Une commission d’enquête sur les relations bilatérales entre la France et l’Azerbaïdjan crée à l’Assemblée française par l`UDI?
À l’agenda de la commission des Affaires étrangères figure une proposition de résolution du groupe centriste sur la création d’une commission d’enquête « chargée d’évaluer les relations politiques, économiques et diplomatiques entre la France et l’Azerbaïdjan ».
L’Union des démocrates et indépendants (UDI) a le droit, comme chaque groupe politique, de solliciter une commission d’enquête par session. Ces demandes sont généralement déclarées « recevables », sans débat sur le fond.
Mais, cette fois, la réunion de la commission des Affaires étrangères ne devrait pas être une simple formalité.
Relations bilatérales menacées
À peine l’UDI avait-elle annoncé son intention que tous ses députés recevaient le même courrier de l’ambassadeur d’Azerbaïdjan en France, Elchin Amirbayov.
« Une adoption de cette résolution aurait de graves conséquences sur les relations bilatérales entre nos deux pays et bien au-delà des intérêts économiques et commerciaux », prévenait-il dans ce courrier daté du 6 juin, dont l’AFP a eu copie.
Le sujet est diplomatiquement sensible, la France étant coprésidente du groupe de Minsk (avec les États-Unis et la Russie), qui cherche à résoudre le conflit du Nagorny-Karabakh, région séparatiste d’Azerbaïdjan à majorité arménienne.
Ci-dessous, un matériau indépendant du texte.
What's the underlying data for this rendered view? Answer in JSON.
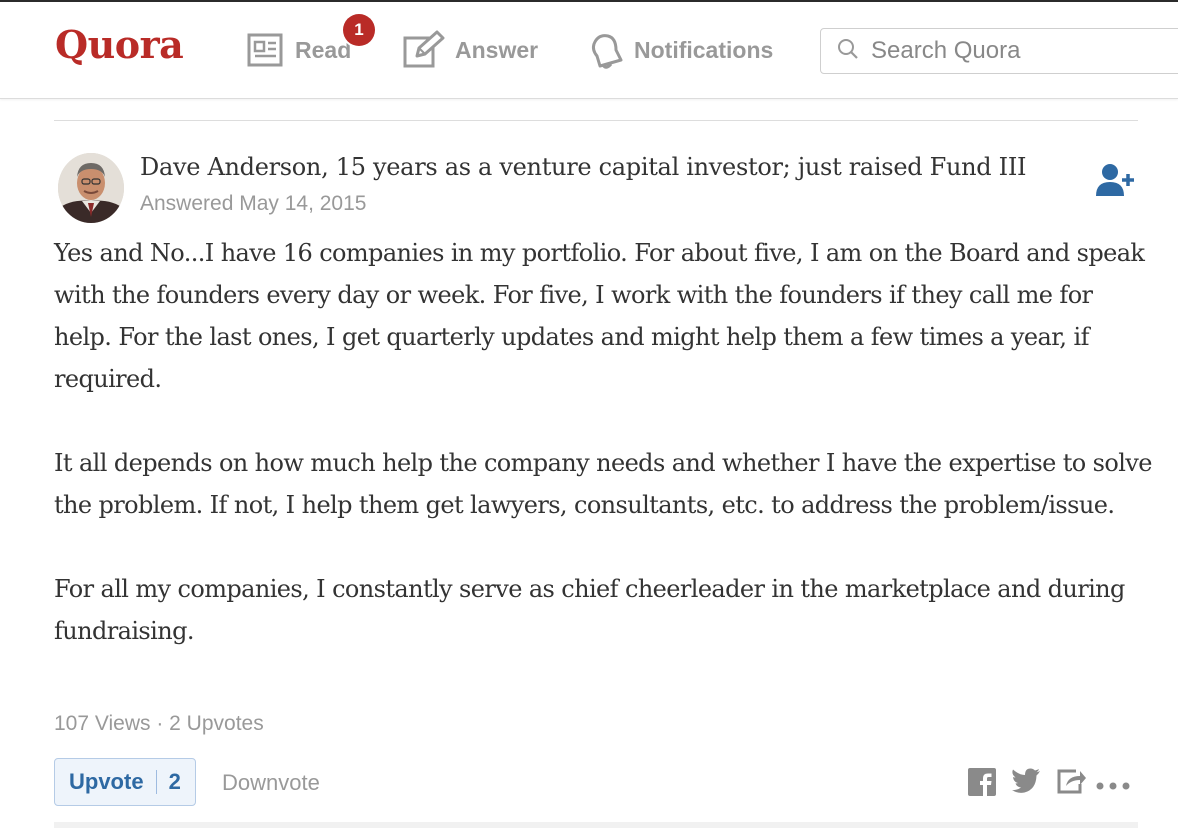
{
  "header": {
    "logo": "Quora",
    "nav": {
      "read": "Read",
      "read_badge": "1",
      "answer": "Answer",
      "notifications": "Notifications"
    },
    "search_placeholder": "Search Quora"
  },
  "answer": {
    "author": "Dave Anderson, 15 years as a venture capital investor; just raised Fund III",
    "answered": "Answered May 14, 2015",
    "paragraphs": [
      "Yes and No...I have 16 companies in my portfolio. For about five, I am on the Board and speak with the founders every day or week. For five, I work with the founders if they call me for help. For the last ones, I get quarterly updates and might help them a few times a year, if required.",
      "It all depends on how much help the company needs and whether I have the expertise to solve the problem. If not, I help them get lawyers, consultants, etc. to address the problem/issue.",
      "For all my companies, I constantly serve as chief cheerleader in the marketplace and during fundraising."
    ],
    "stats": "107 Views · 2 Upvotes"
  },
  "actions": {
    "upvote_label": "Upvote",
    "upvote_count": "2",
    "downvote_label": "Downvote"
  },
  "colors": {
    "brand": "#b92b27",
    "link_blue": "#2e69a3",
    "muted": "#999999"
  },
  "icons": [
    "read-icon",
    "answer-icon",
    "notifications-icon",
    "search-icon",
    "follow-user-icon",
    "facebook-icon",
    "twitter-icon",
    "share-icon",
    "more-icon"
  ]
}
« L’Azerbaïdjan sera obligé de reconsidérer sa position quant à la pertinence de la neutralité de l’État français, ce qui fait risquer à votre groupe parlementaire d’être à l’origine d’une crise diplomatique », affirmait l’ambassadeur.
Pourquoi l’UDI s’intéresse-t-elle à l’Azerbaïdjan, « pays du Caucase avec lequel la France a développé les relations économiques les plus importantes », selon le Quai d’Orsay, qui parle sur son site de « relations bilatérales excellentes », illustrées notamment par deux voyages de François Hollande en 2014 et 2015 ?
À l’origine de la résolution centriste, François Rochebloine invoque cette intensification d’échanges (dont du mécénat culturel de la fondation Heydar Aliev de l’épouse du Président) avec ce pays riche en hydrocarbures.
À la tête de ces élus, le député républicain Jean-François Mancel préside « l’Association des amis de l’Azerbaïdjan », financée par la fondation Heydar Aliev.
Interrogé par l’AFP, Jean-François Mancel « assume totalement » ses liens avec le régime. Le député de l’Oise, qui en relativise le caractère autoritaire et vante sa « tolérance religieuse », a ainsi emmené récemment quatre députés et deux sénateurs républicains« fans de sports mécaniques » au Grand Prix de Formule 1 le 19 juin à Bakou.
Il raconte que la délégation a rencontré le président Heydar Aliev et l’a assuré, comme rapporté par l’agence d’information d’État de l’Azerbaïdjan, de sa « mobilisation à l’Assemblée nationale pour empêcher les initiatives négatives contre l’Azerbaïdjan ».
Jean-François Mancel accuse François Rochebloine de vouloir « régler ses comptes » après avoir été mis en examen pour avoir qualifié l’Azerbaïdjan « d’État terroriste ». « Moi, je ne demande pas de commission d’enquête sur le chantage électoral des Franco-Arméniens sur l’UDI », grince-t-il.
« Procès en sorcellerie », rétorque le président du groupe UDI, Philippe Vigier, balayant aussi de « faux arguments » sur cette ingérence inédite du Parlement dans des relations bilatérales.
Ce sera à Elisabeth Guigou (PS), comme présidente de la commission des Affaires étrangères, de présenter mercredi la recevabilité formelle de la demande UDI.
Elisabeth Guigou, qui n’a pas répondu à l’AFP, a plaidé en vain auprès de l’UDI pour une simple « mission d’information », qui serait symboliquement moins forte et n’obligerait pas des diplomates français à venir témoigner sous serment, alors qu’il est peu probable que des Azéris s’y présentent de leur côté.